CHAPTER II: We established an OA model of C57BL/6 mice that is more reproducible and amenable to therapeutic intervention by controlling their movement. OA was induced in 9 week-old C57BL/6 mice by destabilizing the medial meniscus (DMM). The mice were then raised either in the standard cage for free movement or in a confine cage customized to restrict mice movement. Mice in the confine cage were subjected to no exercise or an exercise of 400, 800 and 1200 m/day, respectively. OA lesions of mice in confine cage were much severer in the exercise group and showed much less variation. The validity of our novel OA model with the movement control system was proven by successfully discriminating the therapeutic effect of hyaluronic acid (HA) in the histological scores, while the OA model using standard cage showed just statistically insignificant difference. In conclusion, the mice OA model could be more reproducible and reliable by adopting the confine cage and enforced periodic exercise of mice.

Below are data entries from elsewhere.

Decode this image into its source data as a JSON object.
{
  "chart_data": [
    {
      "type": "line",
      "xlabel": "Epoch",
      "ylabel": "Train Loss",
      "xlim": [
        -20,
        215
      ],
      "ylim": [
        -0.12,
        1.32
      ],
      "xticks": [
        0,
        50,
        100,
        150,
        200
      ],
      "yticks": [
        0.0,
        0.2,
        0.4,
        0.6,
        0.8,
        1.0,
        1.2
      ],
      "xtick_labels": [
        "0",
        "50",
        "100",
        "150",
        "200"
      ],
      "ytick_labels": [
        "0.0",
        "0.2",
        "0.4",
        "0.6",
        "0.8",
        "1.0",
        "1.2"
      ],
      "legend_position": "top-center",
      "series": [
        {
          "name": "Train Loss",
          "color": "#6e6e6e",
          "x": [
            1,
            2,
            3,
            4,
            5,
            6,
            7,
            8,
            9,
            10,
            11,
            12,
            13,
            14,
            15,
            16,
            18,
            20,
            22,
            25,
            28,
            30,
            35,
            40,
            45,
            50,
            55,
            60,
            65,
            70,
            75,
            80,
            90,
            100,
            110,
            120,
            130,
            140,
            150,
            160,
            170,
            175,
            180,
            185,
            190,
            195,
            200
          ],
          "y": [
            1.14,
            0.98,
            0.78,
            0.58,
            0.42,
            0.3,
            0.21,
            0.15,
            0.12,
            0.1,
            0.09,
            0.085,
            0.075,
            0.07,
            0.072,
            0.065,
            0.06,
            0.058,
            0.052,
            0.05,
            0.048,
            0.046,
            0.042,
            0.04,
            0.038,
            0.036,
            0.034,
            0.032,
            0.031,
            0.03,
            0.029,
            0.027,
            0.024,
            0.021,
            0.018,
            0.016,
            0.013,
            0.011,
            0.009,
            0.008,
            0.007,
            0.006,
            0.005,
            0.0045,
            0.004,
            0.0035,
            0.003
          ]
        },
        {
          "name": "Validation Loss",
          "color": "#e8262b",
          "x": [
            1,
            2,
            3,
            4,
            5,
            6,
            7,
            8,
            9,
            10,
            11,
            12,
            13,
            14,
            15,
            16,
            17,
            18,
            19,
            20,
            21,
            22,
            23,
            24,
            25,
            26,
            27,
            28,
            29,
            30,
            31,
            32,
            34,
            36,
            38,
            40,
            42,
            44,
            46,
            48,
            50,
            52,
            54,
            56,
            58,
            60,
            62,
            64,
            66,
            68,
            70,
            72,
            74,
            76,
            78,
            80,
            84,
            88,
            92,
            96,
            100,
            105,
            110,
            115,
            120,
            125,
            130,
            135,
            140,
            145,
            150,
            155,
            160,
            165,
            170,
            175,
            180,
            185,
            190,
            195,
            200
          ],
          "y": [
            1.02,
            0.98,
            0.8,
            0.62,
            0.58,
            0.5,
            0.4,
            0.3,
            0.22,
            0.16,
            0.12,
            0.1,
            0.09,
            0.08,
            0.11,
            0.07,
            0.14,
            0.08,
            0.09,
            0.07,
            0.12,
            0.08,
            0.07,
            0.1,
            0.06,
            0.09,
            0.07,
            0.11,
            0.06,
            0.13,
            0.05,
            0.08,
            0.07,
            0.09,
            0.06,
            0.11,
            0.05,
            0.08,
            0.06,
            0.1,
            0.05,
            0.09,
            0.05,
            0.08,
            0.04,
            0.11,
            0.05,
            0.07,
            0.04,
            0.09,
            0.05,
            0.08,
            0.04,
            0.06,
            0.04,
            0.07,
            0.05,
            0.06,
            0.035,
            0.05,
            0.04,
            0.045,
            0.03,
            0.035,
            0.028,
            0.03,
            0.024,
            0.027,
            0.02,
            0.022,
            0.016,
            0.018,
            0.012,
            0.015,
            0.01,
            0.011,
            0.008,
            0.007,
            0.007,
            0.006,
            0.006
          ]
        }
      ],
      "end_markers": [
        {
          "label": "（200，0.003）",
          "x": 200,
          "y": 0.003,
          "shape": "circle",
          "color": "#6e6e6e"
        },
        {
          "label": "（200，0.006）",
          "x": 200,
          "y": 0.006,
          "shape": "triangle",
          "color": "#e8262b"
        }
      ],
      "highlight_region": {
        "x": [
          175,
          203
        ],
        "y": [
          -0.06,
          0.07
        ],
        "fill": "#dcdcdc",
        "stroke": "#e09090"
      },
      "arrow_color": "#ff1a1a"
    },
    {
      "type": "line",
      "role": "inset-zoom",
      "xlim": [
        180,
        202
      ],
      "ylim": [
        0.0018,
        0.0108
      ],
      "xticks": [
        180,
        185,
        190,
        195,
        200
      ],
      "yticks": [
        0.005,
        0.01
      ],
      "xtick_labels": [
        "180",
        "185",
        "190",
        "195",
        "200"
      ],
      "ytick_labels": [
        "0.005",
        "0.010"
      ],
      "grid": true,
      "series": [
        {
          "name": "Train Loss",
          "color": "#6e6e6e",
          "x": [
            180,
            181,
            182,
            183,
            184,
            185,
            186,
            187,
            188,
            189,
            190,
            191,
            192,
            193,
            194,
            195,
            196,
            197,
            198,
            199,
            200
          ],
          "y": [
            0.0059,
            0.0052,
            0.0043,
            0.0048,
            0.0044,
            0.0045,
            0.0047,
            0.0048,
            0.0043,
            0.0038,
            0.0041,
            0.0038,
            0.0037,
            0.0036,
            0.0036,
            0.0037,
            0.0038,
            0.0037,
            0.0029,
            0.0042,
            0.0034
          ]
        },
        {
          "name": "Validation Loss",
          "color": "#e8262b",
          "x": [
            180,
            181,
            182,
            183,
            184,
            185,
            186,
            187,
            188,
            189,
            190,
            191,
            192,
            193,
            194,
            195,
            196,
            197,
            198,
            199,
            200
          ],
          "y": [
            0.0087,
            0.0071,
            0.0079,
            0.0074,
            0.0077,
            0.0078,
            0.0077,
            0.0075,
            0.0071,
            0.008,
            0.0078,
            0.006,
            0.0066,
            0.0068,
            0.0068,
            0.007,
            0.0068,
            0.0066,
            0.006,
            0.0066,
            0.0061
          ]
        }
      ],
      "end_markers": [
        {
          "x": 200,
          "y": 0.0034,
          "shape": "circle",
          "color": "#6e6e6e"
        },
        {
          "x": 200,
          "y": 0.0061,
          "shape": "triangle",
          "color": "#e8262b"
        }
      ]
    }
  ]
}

CHAPTER III: The extracellular matrix (ECM) of cartilage is dense, avascular and aneurogenic tissues, these early lesions are not painful and often go undetected until significant damage has occurred. At present, there are no appropriate treatments to cure cartilage degradation so early detection is critical. One of the cause of limitation for developing a preventive therapy for OA is the lack of good tools for efficiently diagnosing the disease and monitoring its progression during the early stages. We have developed MabCII (monoclonal antibody collagen type II) nanosomes encapsulated the XenoFluor dye for diagnosis of early OA. These MabCII-nanosomes increased the binding efficacy to tissue according to the severity of cartilage damage. Here, we show that MabCII-nanosomes can monitor sensitively identify minimal cartilage damage in the DMM (destabilization of the medial meniscus) model of OA. In conclusion, MabCII-nanosomes techniques could potentially be used non-invasive method for diagnosis the early onset of osteoarthritis disease.
In conclusion, our results suggest that developed osteoarthritis model and diagnostic tools could be a useful tool for various therapeutic applications instead of human on regenerative medicine field.